I remember Rain as one of the last 45s where the Beatles were playing as a powerful unified force of nature before it became all about the album and the artistic and/or personal splits began to be apparent.  Highly exotic, droning and masterful, Rain was especially notable for its prominent bassline - Paul McCartney is considered by some to be the greatest melodic bass player who ever lived, and his licks on this blew people away who understood such things.  Others point to the drumming as being exceptional in the Ringo canon, including Ringo himself.  

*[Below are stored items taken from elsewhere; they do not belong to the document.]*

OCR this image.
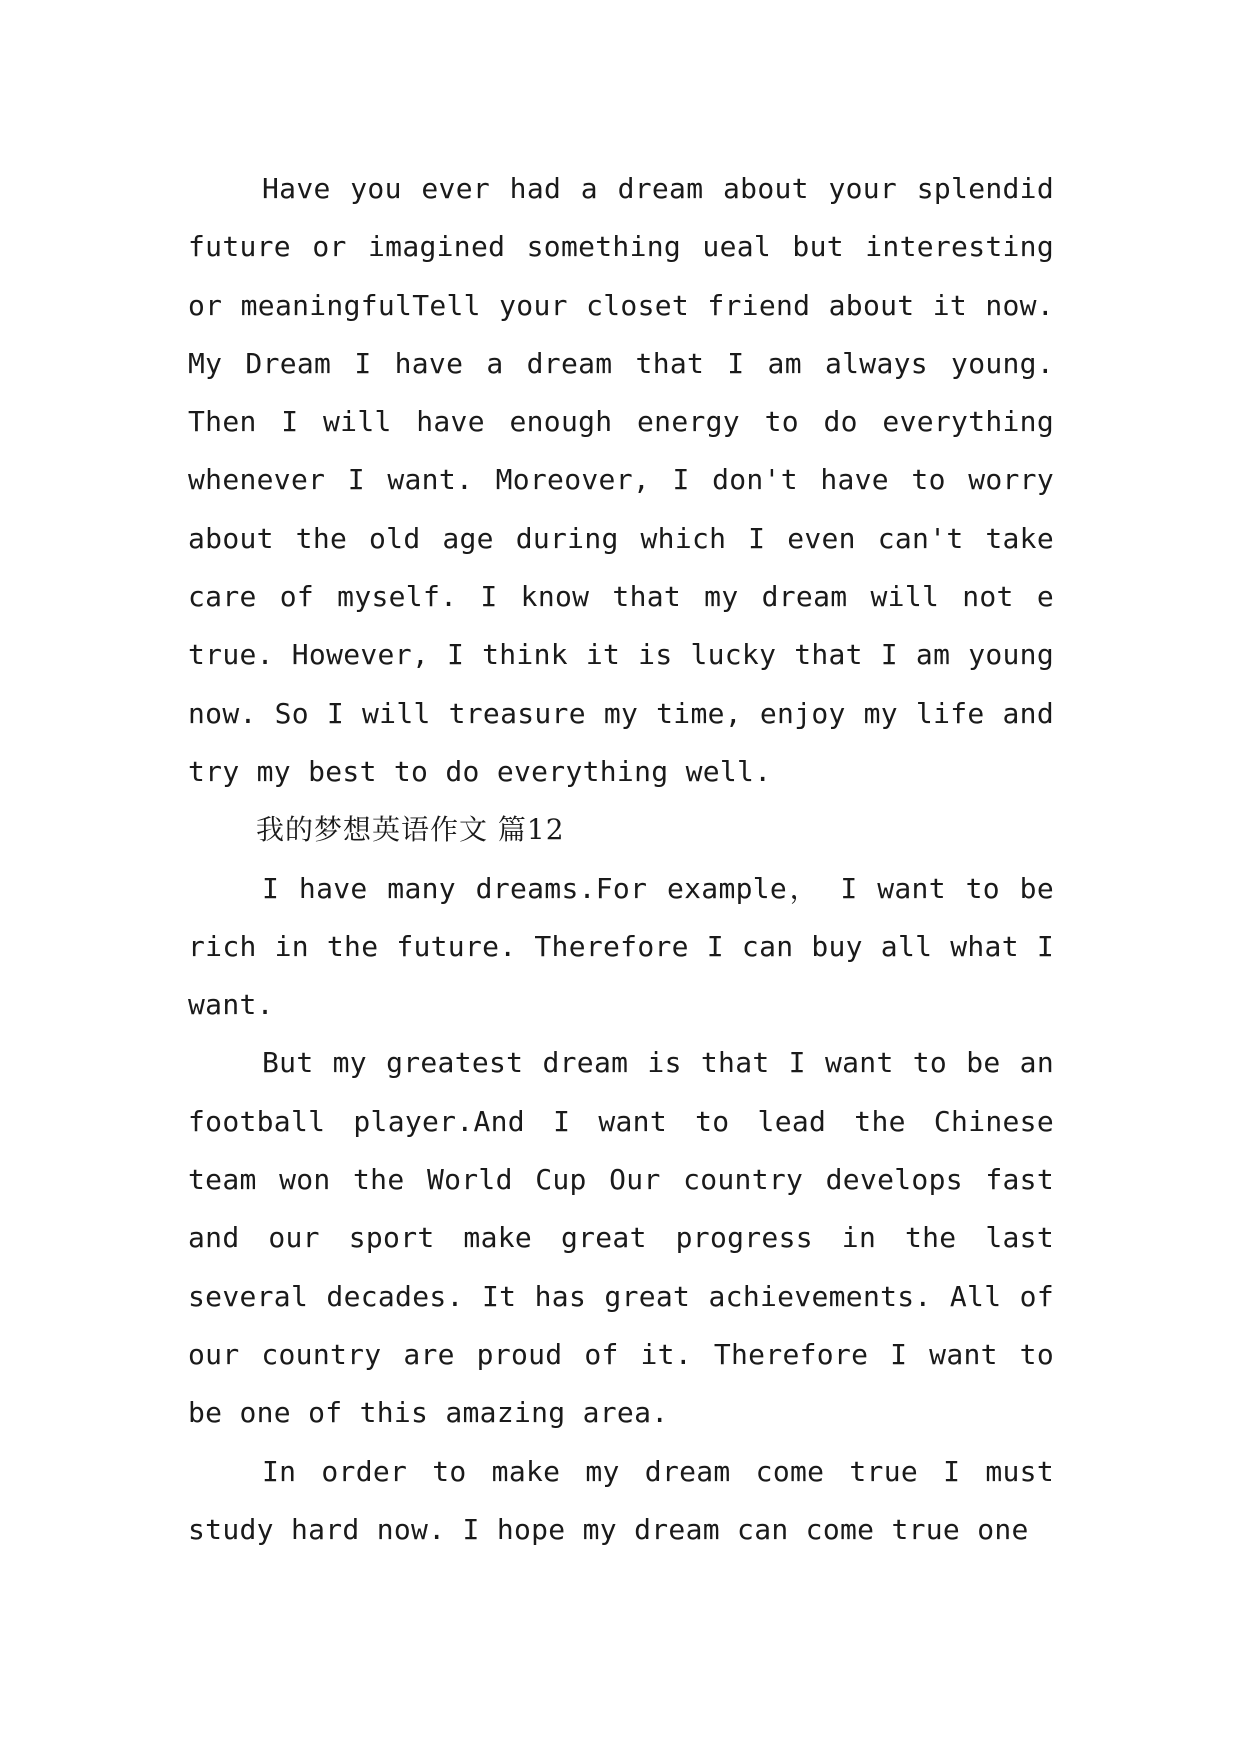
Have you ever had a dream about your splendid future or imagined something ueal but interesting or meaningfulTell your closet friend about it now. My Dream I have a dream that I am always young. Then I will have enough energy to do everything whenever I want. Moreover, I don't have to worry about the old age during which I even can't take care of myself. I know that my dream will not e true. However, I think it is lucky that I am young now. So I will treasure my time, enjoy my life and try my best to do everything well.

我的梦想英语作文 篇12

I have many dreams.For example， I want to be rich in the future. Therefore I can buy all what I want.

But my greatest dream is that I want to be an football player.And I want to lead the Chinese team won the World Cup Our country develops fast and our sport make great progress in the last several decades. It has great achievements. All of our country are proud of it. Therefore I want to be one of this amazing area.

In order to make my dream come true I must study hard now. I hope my dream can come true one
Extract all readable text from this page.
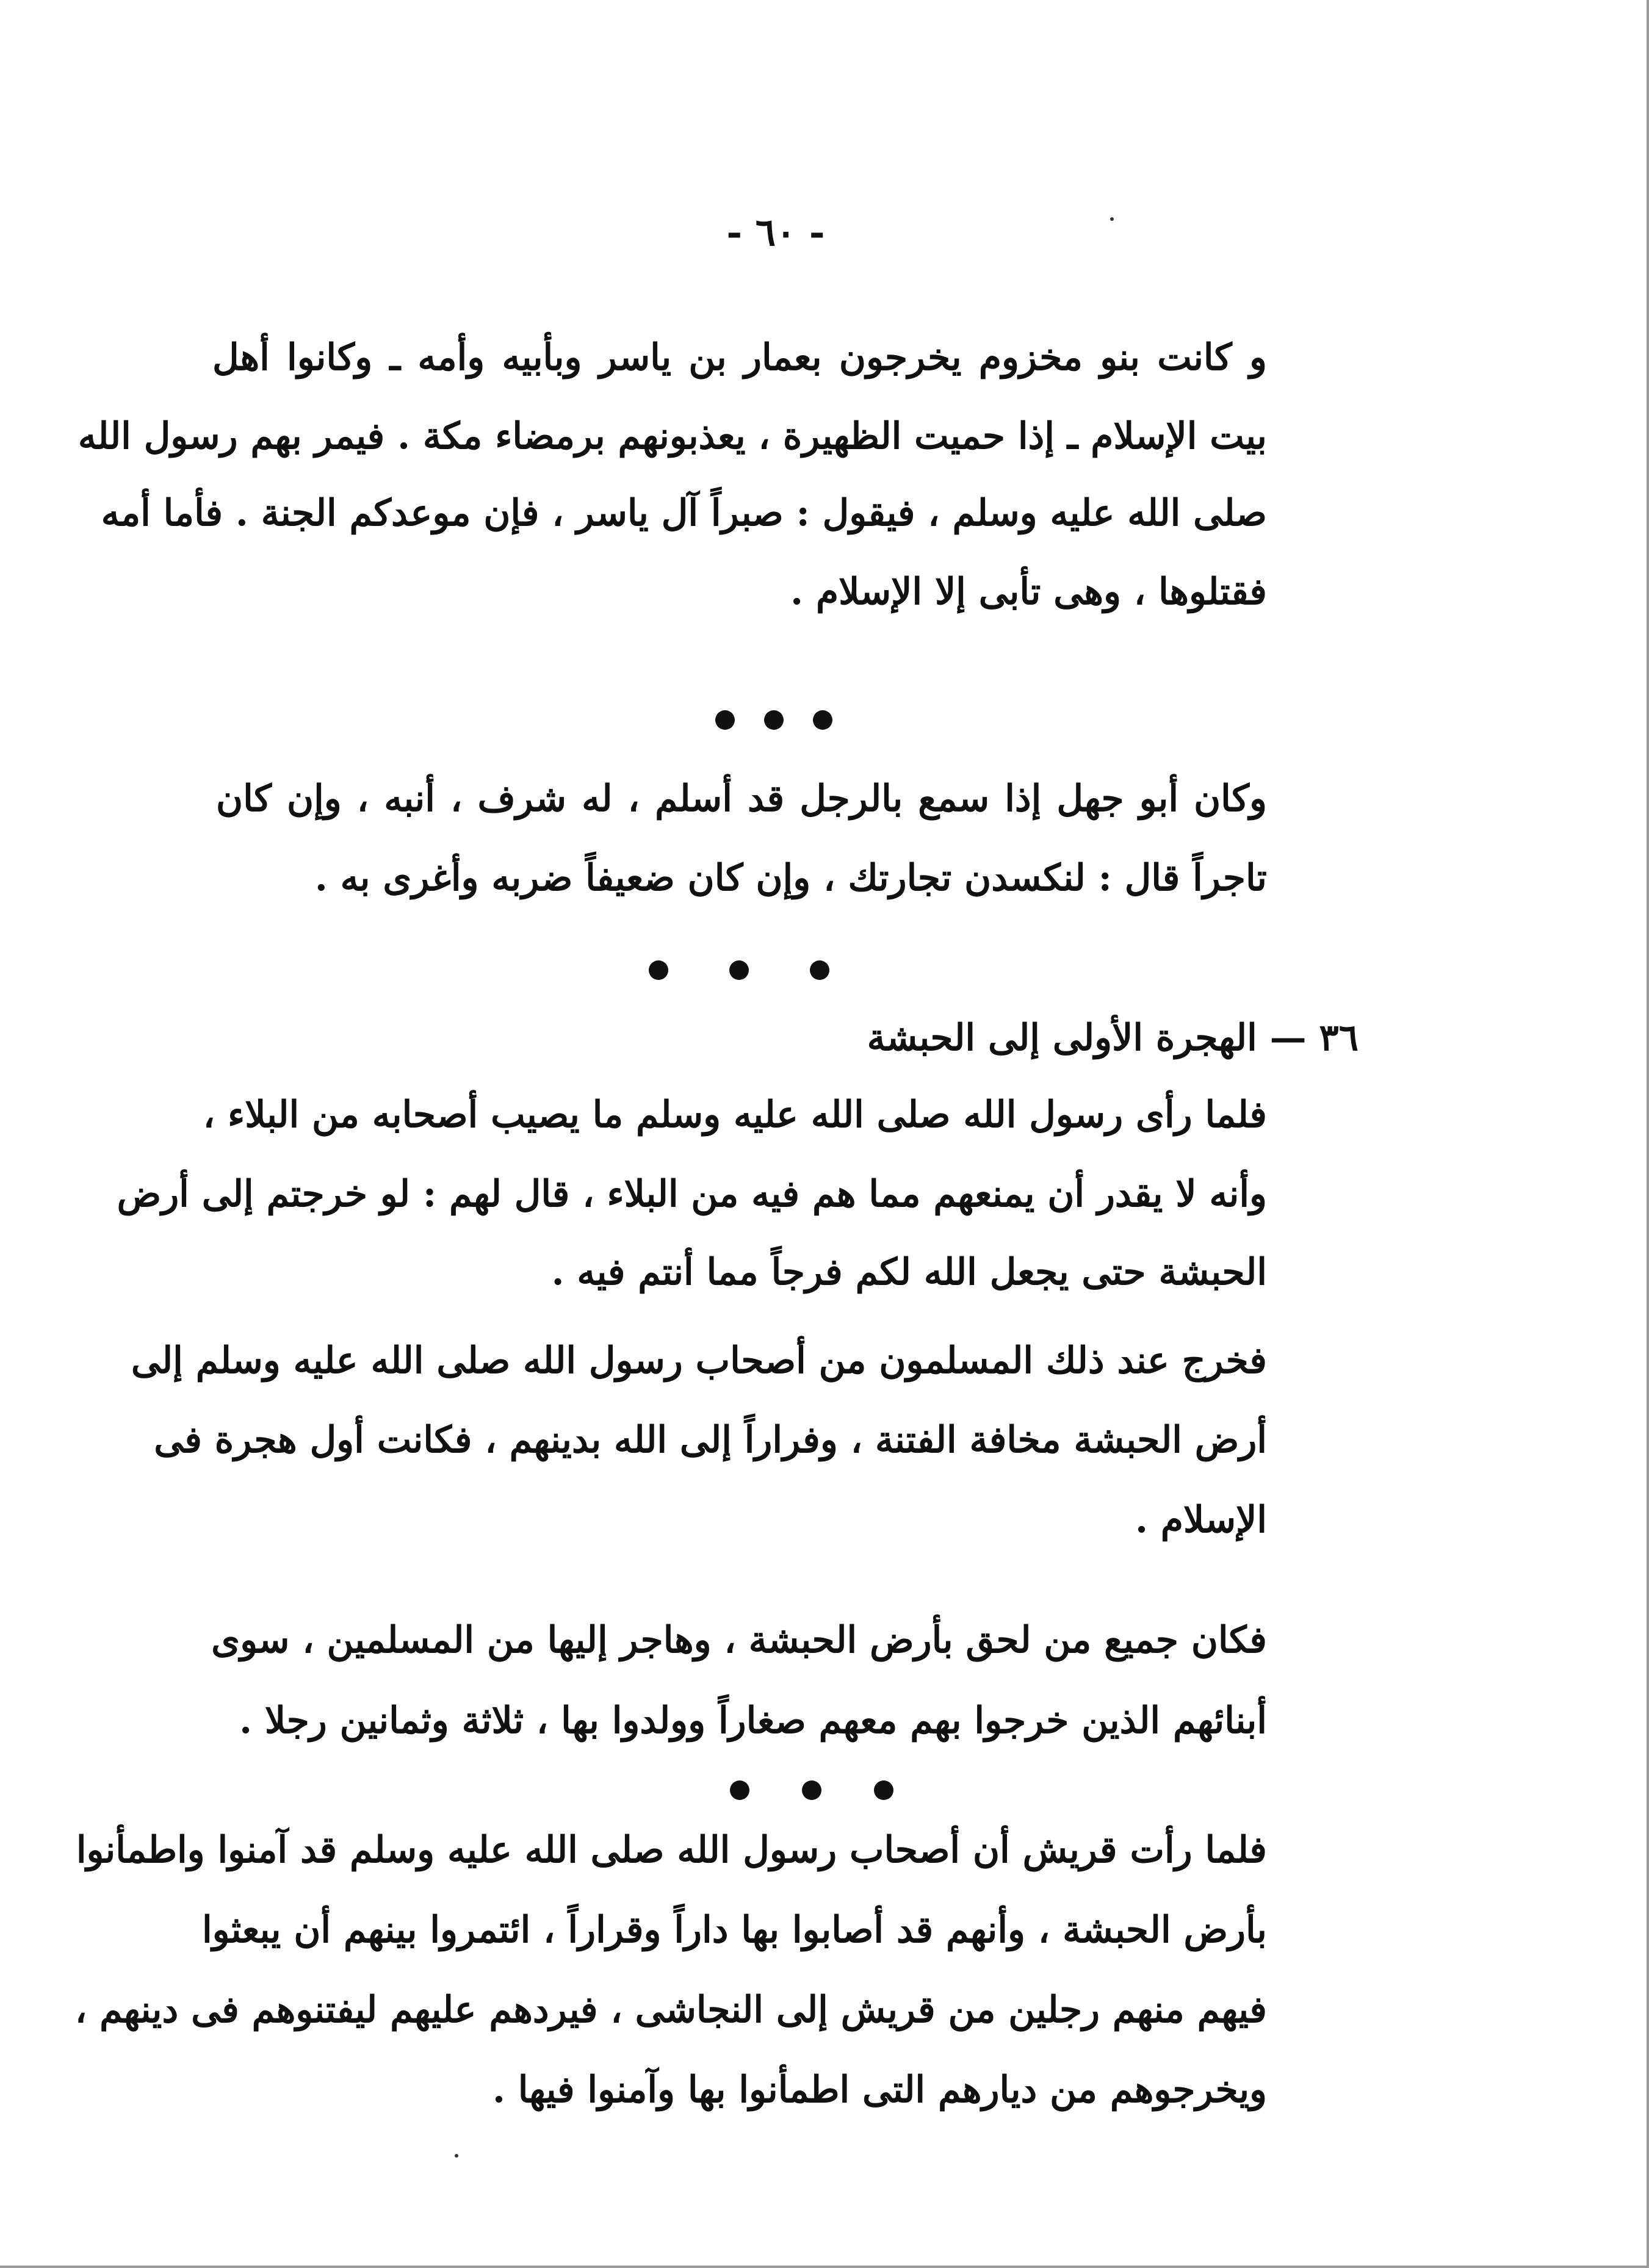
- ٦٠ -

و كانت بنو مخزوم يخرجون بعمار بن ياسر وبأبيه وأمه ـ وكانوا أهل

بيت الإسلام ـ إذا حميت الظهيرة ، يعذبونهم برمضاء مكة . فيمر بهم رسول الله

صلى الله عليه وسلم ، فيقول : صبراً آل ياسر ، فإن موعدكم الجنة . فأما أمه

فقتلوها ، وهى تأبى إلا الإسلام .

وكان أبو جهل إذا سمع بالرجل قد أسلم ، له شرف ، أنبه ، وإن كان

تاجراً قال : لنكسدن تجارتك ، وإن كان ضعيفاً ضربه وأغرى به .

٣٦ — الهجرة الأولى إلى الحبشة

فلما رأى رسول الله صلى الله عليه وسلم ما يصيب أصحابه من البلاء ،

وأنه لا يقدر أن يمنعهم مما هم فيه من البلاء ، قال لهم : لو خرجتم إلى أرض

الحبشة حتى يجعل الله لكم فرجاً مما أنتم فيه .

فخرج عند ذلك المسلمون من أصحاب رسول الله صلى الله عليه وسلم إلى

أرض الحبشة مخافة الفتنة ، وفراراً إلى الله بدينهم ، فكانت أول هجرة فى

الإسلام .

فكان جميع من لحق بأرض الحبشة ، وهاجر إليها من المسلمين ، سوى

أبنائهم الذين خرجوا بهم معهم صغاراً وولدوا بها ، ثلاثة وثمانين رجلا .

فلما رأت قريش أن أصحاب رسول الله صلى الله عليه وسلم قد آمنوا واطمأنوا

بأرض الحبشة ، وأنهم قد أصابوا بها داراً وقراراً ، ائتمروا بينهم أن يبعثوا

فيهم منهم رجلين من قريش إلى النجاشى ، فيردهم عليهم ليفتنوهم فى دينهم ،

ويخرجوهم من ديارهم التى اطمأنوا بها وآمنوا فيها .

It was also the first song in which they used a backwards vocal track, which contributed to its psychedelic feel.  As described by Alan W. Pollack, the musicologist who analyzed every Beatles recording in his "Notes on ..." series,  the track was "the unprecedented (and in retrospect, historically significant) trailing vocal of John's, dubbed over the backing track by playing a tape of his earlier vocal in reverse.  The actual splicing and mixing in of this special effect was done very smoothly, especially by the standards of 1966 technology.  No pops, no clicks, no sudden change of ambiance, etc." 

The image above makes it appear as though Rain was the A-side of the record, but in fact the sleeve looked different on the two sides.  I remember finding that intriguing at the time, for no particular reason, but now it seems quite apt since history showed that Rain was probably as important a song as Paperback Writer, if not more so. 

Anyway, happy happy birthday Jimmy!  Have a delightful day, and I'll see ya later.